In the first example, we apply a very simple filter type to the dataset. With the “ELEV >1000” formula we select from the table records where the value of the ELEV variable (column) is higher than 1000.
In the next example, we want to create a more complex filter type. We want to select records (rows) where the value of the ELEV variable is higher than 1000 and the variable TYPE is equal to string “sutinovy”. We combine these two filters using the And operator. In the case of string parameters, we enclose these in simple single quotes. If you would like to create a filter in which only one condition must be met, we will connect the filters using the Or operator. As we can see in the following figure, only 13 records from the large dataset fits these two conditions.

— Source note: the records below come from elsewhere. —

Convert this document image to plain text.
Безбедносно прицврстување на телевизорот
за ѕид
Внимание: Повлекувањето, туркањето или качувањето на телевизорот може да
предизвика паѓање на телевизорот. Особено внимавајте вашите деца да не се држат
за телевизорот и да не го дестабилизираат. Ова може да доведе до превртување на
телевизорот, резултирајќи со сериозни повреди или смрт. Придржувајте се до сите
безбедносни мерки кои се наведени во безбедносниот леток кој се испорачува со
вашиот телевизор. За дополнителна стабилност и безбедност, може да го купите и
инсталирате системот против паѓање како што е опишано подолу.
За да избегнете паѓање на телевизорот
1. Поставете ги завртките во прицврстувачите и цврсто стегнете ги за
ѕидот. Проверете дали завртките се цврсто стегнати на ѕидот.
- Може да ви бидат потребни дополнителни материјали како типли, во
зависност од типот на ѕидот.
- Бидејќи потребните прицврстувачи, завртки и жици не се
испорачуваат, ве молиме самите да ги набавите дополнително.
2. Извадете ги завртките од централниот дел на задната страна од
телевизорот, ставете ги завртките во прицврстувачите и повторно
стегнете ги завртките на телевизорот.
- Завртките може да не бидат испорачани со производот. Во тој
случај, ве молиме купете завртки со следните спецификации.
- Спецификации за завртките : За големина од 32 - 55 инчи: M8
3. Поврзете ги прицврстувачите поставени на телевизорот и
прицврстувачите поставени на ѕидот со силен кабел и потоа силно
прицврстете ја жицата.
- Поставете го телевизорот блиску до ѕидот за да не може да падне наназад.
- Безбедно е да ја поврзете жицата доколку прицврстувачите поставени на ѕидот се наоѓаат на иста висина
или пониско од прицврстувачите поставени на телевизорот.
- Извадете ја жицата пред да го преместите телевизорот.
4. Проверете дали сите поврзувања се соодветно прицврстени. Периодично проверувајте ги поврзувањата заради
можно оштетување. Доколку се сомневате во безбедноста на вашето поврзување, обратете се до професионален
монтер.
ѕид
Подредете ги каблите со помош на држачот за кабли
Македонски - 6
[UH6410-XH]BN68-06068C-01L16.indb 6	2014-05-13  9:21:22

The filter can be refilled as needed. In the following example, we selected records that contained “enec” string in the LOCALITY variable. We achieved this with the LIKE ‘%enec%’ formula. To learn more about these features, you can read the definition of Reshape.XL Formula Expressions. As a result, we get only one row that met the required conditions.
You can use any number of combined conditions to define filters. For example, you could create a condition where the data meets a set of two conditions, or a set of other two conditions. In this case, the following simplified formula can be used:
(filter_1 AND filter_2) OR (filter_3 AND filter_4)
In addition to basic - simple filters, you can also use summary filters. For these filters, we use summary functions such as Sum, Min, Max, Avg or StDev. The following filter shows the use of the Avg summary function. In this case, we filter table rows where the ELEV variable is lower than the average value for the entire dataset.
Summing functions can be also applied to groups of records within the dataset. You must only create groups in the data. These sub-tables are created using the Group function. In the Group function properties select one or more variables (most often categorical variables) to group the dataset. In our case, we have divided the dataset according to the categorical variable SOURCE.
To grouped dataset we apply the Filter function. In Conditions we define a filter using the summing function Avg. If the dataset is grouped into separate sub-tables, the Avg(ELEV) formula will be calculated individually for each group. The values from the ELEV variable will then be compared with the average values calculated for each group individually.
Using the Filter function is very easy and fast. You can also define advanced filter types with a combination of summarization functions, Formula Expressions and grouping features. In addition to the basic Filter function, Reshape.XL also includes many other features for even faster and easier data filtering such as Filter_At, Filter_Between or Filter_Starts_With.
For a complete understanding I suggest you take a look at the Formula Expressions. These expressions are used in several core functions and complements the add-in capabilities.